February 3, 2013 I’d only been in India a few days when I got sick. Like call-mom-I’m-on-the-other-side-of-the-globe-and-I-might-die-here-sick. Ironically, the last thing I’d written in my journal before the alien began to claw through my abdomen was “How can I possibly digest all of this?” Apparently I couldn’t. 
 
And no, I’m not just referring to the piles of curry, though I could’ve done without the parasites. It was the babies crawling through gutters filled with trash where cows grazed and shat next to men getting shaved or perhaps their teeth pulled with metal pliers beside older women dragging carts of produce heavier than themselves and younger women balancing wood on their heads while stray dogs lounged in the road, too hungry, too tired, too defeated to move. 

I felt so sad. I felt so grateful. I felt so compelled. I felt so repelled. I felt so much I lost the ability to feel. I became a sea of sari rainbows weaving across the desert and I felt lost. 
 
My time in India was a journey through glass - cars, guides, swanky hotels, hot showers, bottled water. The discrepancy was too much. Pressure accumulated. The glass had to shatter. And when it did I found myself again, dipping in and out of consciousness on this rope bed in a villager’s home, peaceful and calm away from the city as birds sang to twilight, the air a perfect blend of cool and warm against my aching skin… 

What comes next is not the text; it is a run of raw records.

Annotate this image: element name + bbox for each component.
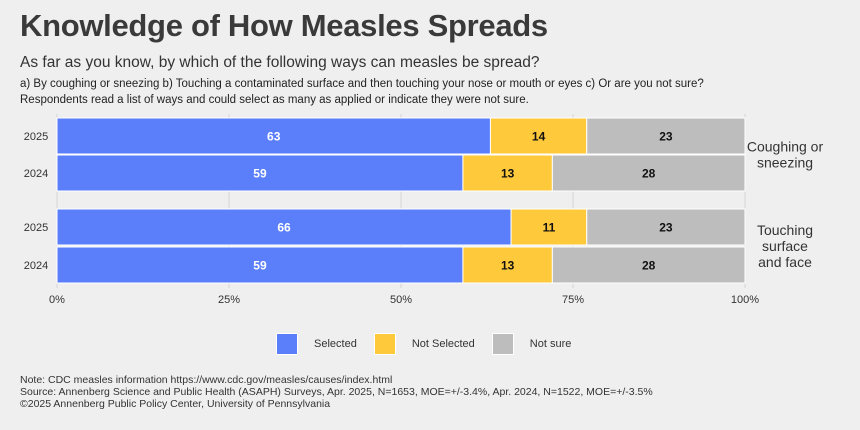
data-label: 66	[277, 221, 291, 235]
data-label: 23	[659, 130, 673, 144]
data-label: 28	[642, 259, 656, 273]
bar-segment-not-sure	[551, 154, 746, 192]
data-label: 59	[253, 167, 267, 181]
legend: Selected Not Selected Not sure	[276, 333, 588, 355]
chart-title: Knowledge of How Measles Spreads	[20, 8, 548, 43]
legend-item-selected: Selected	[276, 333, 357, 355]
data-label: 11	[543, 221, 556, 235]
note-cdc: Note: CDC measles information https://ww…	[20, 374, 393, 386]
x-tick-label: 25%	[218, 294, 240, 306]
data-label: 14	[532, 130, 546, 144]
group-label: sneezing	[757, 155, 813, 171]
bar-segment-selected	[56, 246, 464, 284]
bar-segment-selected	[56, 208, 512, 246]
bar-segment-selected	[56, 117, 491, 155]
legend-label: Not sure	[529, 338, 572, 350]
legend-swatch	[491, 333, 514, 355]
bar-segment-not-selected	[489, 117, 588, 155]
data-label: 59	[253, 259, 267, 273]
x-tick-label: 0%	[49, 294, 65, 306]
note-source: Source: Annenberg Science and Public Hea…	[20, 386, 653, 398]
x-tick-label: 100%	[731, 294, 759, 306]
respondent-note: Respondents read a list of ways and coul…	[20, 94, 529, 106]
data-label: 13	[501, 259, 515, 273]
bar-segment-selected	[56, 154, 464, 192]
bar-segment-not-sure	[586, 208, 746, 246]
group-label: Coughing or	[747, 139, 824, 155]
y-tick-label: 2024	[24, 168, 48, 180]
legend-swatch	[373, 333, 396, 355]
data-label: 63	[267, 130, 281, 144]
data-label: 23	[659, 221, 673, 235]
bar-segment-not-selected	[462, 246, 553, 284]
group-label: and face	[758, 254, 812, 270]
legend-label: Not Selected	[411, 338, 475, 350]
y-tick-label: 2024	[24, 260, 48, 272]
group-label: surface	[762, 238, 808, 254]
y-tick-label: 2025	[24, 222, 48, 234]
bar-segment-not-sure	[551, 246, 746, 284]
bar-segment-not-selected	[462, 154, 553, 192]
chart-subtitle: As far as you know, by which of the foll…	[20, 54, 540, 71]
x-tick-label: 75%	[562, 294, 584, 306]
bar-segment-not-sure	[586, 117, 746, 155]
x-tick-label: 50%	[390, 294, 412, 306]
group-label: Touching	[757, 222, 813, 238]
data-label: 13	[501, 167, 515, 181]
legend-label: Selected	[314, 338, 357, 350]
question-options: a) By coughing or sneezing b) Touching a…	[20, 78, 704, 90]
data-label: 28	[642, 167, 656, 181]
note-copyright: ©2025 Annenberg Public Policy Center, Un…	[20, 398, 331, 410]
legend-item-not-sure: Not sure	[491, 333, 572, 355]
y-tick-label: 2025	[24, 131, 48, 143]
legend-swatch	[276, 333, 298, 355]
legend-item-not-selected: Not Selected	[373, 333, 475, 355]
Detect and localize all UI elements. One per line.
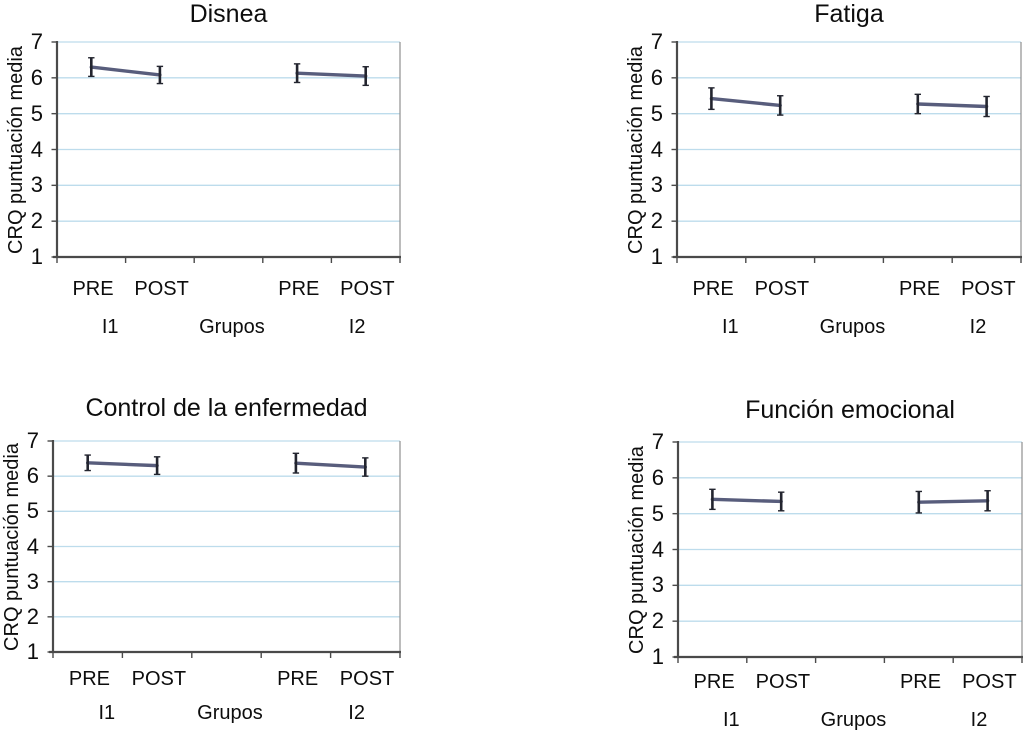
y-tick-label: 4 (26, 533, 39, 559)
x-tick-label-pre-i1: PRE (72, 278, 114, 300)
x-tick-label-post-i2: POST (961, 278, 1016, 300)
group-label-i2: I2 (969, 316, 987, 338)
y-tick-label: 6 (650, 64, 663, 90)
y-tick-label: 2 (650, 208, 663, 234)
plot-area (671, 41, 1022, 263)
y-tick-label: 3 (26, 568, 39, 594)
chart-title: Control de la enfermedad (85, 394, 368, 422)
series-line-i2 (295, 71, 368, 78)
series-line-i1 (86, 461, 159, 468)
plot-area (47, 440, 401, 658)
x-tick-label-pre-i1: PRE (68, 668, 110, 690)
x-tick-label-post-i2: POST (962, 671, 1017, 693)
y-tick-label: 3 (651, 572, 664, 598)
x-tick-label-post-i1: POST (754, 278, 810, 300)
y-tick-label: 4 (30, 136, 43, 162)
y-tick-label: 1 (26, 639, 39, 664)
x-tick-label-pre-i2: PRE (898, 278, 941, 300)
y-tick-label: 5 (650, 100, 663, 126)
y-tick-label: 6 (30, 64, 43, 90)
y-tick-label: 7 (650, 29, 663, 54)
y-tick-label: 1 (30, 244, 43, 269)
y-tick-label: 5 (30, 100, 43, 126)
x-axis-label-grupos: Grupos (820, 709, 887, 731)
y-tick-label: 7 (651, 429, 664, 454)
series-line-i1 (89, 65, 162, 77)
y-tick-label: 4 (651, 536, 664, 562)
chart-title: Fatiga (814, 0, 884, 28)
y-tick-label: 2 (26, 603, 39, 629)
x-tick-label-pre-i2: PRE (278, 278, 320, 300)
y-tick-label: 3 (30, 172, 43, 198)
group-label-i2: I2 (348, 316, 366, 338)
group-label-i2: I2 (970, 709, 988, 731)
x-tick-label-pre-i2: PRE (899, 671, 942, 693)
y-tick-label: 5 (26, 498, 39, 524)
x-tick-label-post-i1: POST (755, 671, 811, 693)
y-tick-label: 6 (26, 463, 39, 489)
y-tick-label: 7 (26, 428, 39, 453)
group-label-i1: I1 (101, 316, 119, 338)
y-tick-label: 3 (650, 172, 663, 198)
series-line-i2 (917, 499, 990, 504)
series-line-i2 (916, 102, 989, 109)
plot-area (672, 441, 1023, 663)
y-tick-label: 1 (650, 244, 663, 269)
y-tick-label: 6 (651, 464, 664, 490)
chart-title: Función emocional (745, 396, 955, 424)
x-tick-label-post-i2: POST (340, 278, 395, 300)
series-line-i1 (709, 96, 782, 108)
plot-area (51, 41, 401, 263)
x-tick-label-post-i1: POST (131, 668, 187, 690)
x-axis-label-grupos: Grupos (199, 316, 265, 338)
y-tick-label: 4 (650, 136, 663, 162)
group-label-i1: I1 (98, 702, 116, 724)
x-axis-label-grupos: Grupos (819, 316, 886, 338)
group-label-i1: I1 (721, 316, 739, 338)
y-tick-label: 7 (30, 29, 43, 54)
x-tick-label-post-i2: POST (339, 668, 395, 690)
x-axis-label-grupos: Grupos (197, 702, 263, 724)
y-tick-label: 2 (30, 208, 43, 234)
x-tick-label-pre-i1: PRE (693, 671, 735, 693)
y-tick-label: 5 (651, 500, 664, 526)
group-label-i2: I2 (348, 702, 365, 724)
series-line-i1 (710, 497, 783, 504)
y-tick-label: 1 (651, 644, 664, 669)
group-label-i1: I1 (722, 709, 740, 731)
x-tick-label-pre-i1: PRE (692, 278, 734, 300)
x-tick-label-pre-i2: PRE (277, 668, 319, 690)
y-tick-label: 2 (651, 608, 664, 634)
x-tick-label-post-i1: POST (134, 278, 189, 300)
chart-title: Disnea (189, 0, 268, 28)
series-line-i2 (294, 461, 367, 469)
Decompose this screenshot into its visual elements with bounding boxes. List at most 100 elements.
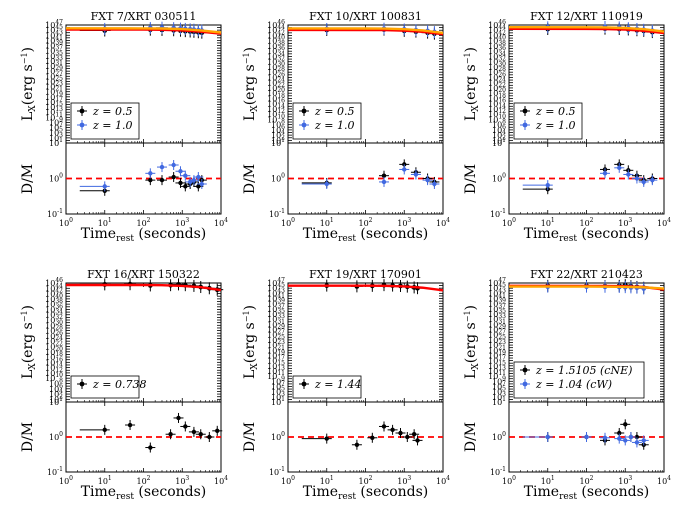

Home. Thank you for your homes. Thank you for your humanity, and your ability and willingness to connect. I’ve never been good at boundaries. I know they’re healthy and helpful and they keep the parasites at bay but I can’t ignore our connection. We are literally the same earth, eating her and feeding her when we move on from these physical bodies. What makes us different from parasites? Is earth not hosting us? Have thousands of you not hosted me? Am I not a parasite?